Namun, dalam arus pembangunan modern, kebijaksanaan lokal ini kerap dianggap kuno. Banyak kebijakan pembangunan di NTT lahir tanpa mengacu pada kearifan ekologis masyarakat. Pembangunan pariwisata, misalnya, sering kali lebih menonjolkan citra eksotis—pantai, bukit, dan savana—tapi mengabaikan keseimbangan ekosistem dan masyarakat sekitar. Kita melihat contoh di beberapa titik wisata di Labuan Bajo, di mana peningkatan investasi tak selalu diikuti oleh tata kelola lingkungan yang bijak. Di sisi lain, eksploitasi tambang di beberapa wilayah juga menimbulkan konflik antara kebutuhan ekonomi dan kelestarian alam.

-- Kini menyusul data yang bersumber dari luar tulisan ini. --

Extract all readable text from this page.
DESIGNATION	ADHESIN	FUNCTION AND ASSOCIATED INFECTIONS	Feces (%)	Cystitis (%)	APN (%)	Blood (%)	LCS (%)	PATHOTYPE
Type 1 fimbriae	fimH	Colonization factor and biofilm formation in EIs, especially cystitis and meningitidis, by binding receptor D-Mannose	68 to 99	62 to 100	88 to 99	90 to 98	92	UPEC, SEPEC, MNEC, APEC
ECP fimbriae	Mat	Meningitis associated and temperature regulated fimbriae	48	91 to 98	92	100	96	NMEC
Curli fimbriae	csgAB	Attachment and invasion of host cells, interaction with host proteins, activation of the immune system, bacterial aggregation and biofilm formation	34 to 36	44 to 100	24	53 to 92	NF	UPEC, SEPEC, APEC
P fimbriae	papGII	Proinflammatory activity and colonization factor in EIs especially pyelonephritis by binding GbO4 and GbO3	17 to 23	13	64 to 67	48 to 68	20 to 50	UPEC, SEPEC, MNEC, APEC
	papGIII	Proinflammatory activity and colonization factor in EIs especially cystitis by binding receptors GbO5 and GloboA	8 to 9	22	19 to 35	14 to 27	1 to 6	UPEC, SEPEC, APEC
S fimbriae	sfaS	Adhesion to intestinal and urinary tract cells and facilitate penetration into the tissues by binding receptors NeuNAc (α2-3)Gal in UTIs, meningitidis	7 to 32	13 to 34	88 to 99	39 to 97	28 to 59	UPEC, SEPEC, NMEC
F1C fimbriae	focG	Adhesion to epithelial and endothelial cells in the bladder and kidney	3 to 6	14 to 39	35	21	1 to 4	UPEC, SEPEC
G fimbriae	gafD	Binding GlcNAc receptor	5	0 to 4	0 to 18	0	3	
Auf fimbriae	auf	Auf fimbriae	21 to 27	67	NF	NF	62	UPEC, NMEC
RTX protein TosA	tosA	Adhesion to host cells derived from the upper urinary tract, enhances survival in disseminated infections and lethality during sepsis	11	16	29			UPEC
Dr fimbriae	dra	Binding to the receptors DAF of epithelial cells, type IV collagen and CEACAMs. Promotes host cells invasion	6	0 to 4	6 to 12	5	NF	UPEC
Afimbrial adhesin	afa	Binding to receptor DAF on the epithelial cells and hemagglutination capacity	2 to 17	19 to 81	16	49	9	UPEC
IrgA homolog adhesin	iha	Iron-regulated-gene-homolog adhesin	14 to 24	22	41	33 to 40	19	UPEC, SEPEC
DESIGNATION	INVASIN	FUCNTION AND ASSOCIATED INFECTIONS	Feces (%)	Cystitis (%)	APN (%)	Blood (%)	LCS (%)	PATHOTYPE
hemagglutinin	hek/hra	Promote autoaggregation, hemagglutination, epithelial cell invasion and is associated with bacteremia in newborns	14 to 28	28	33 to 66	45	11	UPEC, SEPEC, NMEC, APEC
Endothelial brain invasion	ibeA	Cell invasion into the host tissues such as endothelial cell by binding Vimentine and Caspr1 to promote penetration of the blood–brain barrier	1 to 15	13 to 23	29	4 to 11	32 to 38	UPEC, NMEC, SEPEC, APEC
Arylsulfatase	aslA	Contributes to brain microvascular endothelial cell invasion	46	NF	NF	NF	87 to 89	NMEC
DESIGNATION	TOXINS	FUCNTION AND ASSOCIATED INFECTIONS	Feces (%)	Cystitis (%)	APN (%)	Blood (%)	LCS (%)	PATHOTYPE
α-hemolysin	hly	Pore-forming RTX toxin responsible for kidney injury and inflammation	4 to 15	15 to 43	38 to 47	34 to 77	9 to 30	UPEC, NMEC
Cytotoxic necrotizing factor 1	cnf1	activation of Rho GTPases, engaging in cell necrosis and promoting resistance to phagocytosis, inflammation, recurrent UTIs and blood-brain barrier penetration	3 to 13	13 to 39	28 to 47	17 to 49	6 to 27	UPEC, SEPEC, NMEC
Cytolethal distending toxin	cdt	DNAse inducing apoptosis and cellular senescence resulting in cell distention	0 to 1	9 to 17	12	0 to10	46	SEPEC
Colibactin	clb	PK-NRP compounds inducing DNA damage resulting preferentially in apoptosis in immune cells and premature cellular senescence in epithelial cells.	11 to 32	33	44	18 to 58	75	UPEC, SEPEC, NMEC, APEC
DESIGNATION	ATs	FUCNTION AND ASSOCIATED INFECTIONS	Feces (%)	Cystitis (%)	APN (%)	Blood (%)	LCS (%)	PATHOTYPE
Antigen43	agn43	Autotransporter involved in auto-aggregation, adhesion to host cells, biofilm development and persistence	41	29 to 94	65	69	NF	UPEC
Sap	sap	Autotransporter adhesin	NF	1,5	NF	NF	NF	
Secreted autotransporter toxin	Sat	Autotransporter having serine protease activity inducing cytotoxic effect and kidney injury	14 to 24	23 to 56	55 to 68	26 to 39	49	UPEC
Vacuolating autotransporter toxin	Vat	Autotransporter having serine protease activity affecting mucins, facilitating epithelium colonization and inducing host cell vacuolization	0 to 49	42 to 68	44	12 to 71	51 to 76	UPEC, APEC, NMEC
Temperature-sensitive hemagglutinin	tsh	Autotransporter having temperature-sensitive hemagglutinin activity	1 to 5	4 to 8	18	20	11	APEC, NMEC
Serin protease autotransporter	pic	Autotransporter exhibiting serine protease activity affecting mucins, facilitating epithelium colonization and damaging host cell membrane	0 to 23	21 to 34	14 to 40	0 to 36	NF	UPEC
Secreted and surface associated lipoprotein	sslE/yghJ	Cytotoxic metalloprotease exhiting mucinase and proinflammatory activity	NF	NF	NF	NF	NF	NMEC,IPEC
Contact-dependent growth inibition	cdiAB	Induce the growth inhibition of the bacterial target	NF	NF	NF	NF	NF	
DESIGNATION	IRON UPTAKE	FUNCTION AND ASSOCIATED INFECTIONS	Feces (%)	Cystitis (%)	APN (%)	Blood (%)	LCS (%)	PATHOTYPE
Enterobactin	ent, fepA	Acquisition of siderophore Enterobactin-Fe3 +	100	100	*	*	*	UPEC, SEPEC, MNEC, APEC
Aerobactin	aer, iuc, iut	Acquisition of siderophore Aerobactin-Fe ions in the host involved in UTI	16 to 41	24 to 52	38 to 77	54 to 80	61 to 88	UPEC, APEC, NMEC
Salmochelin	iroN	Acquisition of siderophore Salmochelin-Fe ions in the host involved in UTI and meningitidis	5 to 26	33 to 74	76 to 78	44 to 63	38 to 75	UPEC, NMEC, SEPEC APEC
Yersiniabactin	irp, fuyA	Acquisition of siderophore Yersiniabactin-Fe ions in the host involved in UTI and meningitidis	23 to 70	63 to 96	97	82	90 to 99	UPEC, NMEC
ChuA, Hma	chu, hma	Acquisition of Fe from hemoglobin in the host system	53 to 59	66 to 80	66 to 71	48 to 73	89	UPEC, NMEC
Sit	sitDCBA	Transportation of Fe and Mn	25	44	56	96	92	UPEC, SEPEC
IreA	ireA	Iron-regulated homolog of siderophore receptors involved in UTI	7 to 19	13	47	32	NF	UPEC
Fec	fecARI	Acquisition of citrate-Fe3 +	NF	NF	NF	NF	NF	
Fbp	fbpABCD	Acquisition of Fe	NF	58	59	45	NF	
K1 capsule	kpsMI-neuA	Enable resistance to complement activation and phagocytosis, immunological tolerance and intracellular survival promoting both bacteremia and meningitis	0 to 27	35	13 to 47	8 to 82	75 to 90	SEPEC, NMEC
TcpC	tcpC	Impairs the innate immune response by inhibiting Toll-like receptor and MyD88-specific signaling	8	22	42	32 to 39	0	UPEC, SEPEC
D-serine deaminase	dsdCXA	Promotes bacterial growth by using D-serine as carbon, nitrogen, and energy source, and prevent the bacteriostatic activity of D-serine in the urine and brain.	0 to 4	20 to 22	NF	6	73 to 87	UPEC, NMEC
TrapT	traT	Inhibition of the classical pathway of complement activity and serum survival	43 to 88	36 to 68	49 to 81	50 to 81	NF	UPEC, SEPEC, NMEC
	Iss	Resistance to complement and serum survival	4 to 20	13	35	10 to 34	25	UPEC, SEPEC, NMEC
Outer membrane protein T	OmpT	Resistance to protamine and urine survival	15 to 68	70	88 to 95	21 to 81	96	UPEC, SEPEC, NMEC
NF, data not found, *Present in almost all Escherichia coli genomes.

Masalahnya bukan pada pembangunan itu sendiri, tetapi pada arah dan nilai yang melandasinya. Bila pembangunan diletakkan di atas logika pasar semata, maka alam akan terus menjadi korban. Tetapi bila kita memulainya dari kesadaran ekologi bahwa tanah, air, dan udara adalah sumber kehidupan yang harus dijaga—maka pembangunan akan memiliki ruh. NTT bisa tumbuh tanpa kehilangan jati dirinya.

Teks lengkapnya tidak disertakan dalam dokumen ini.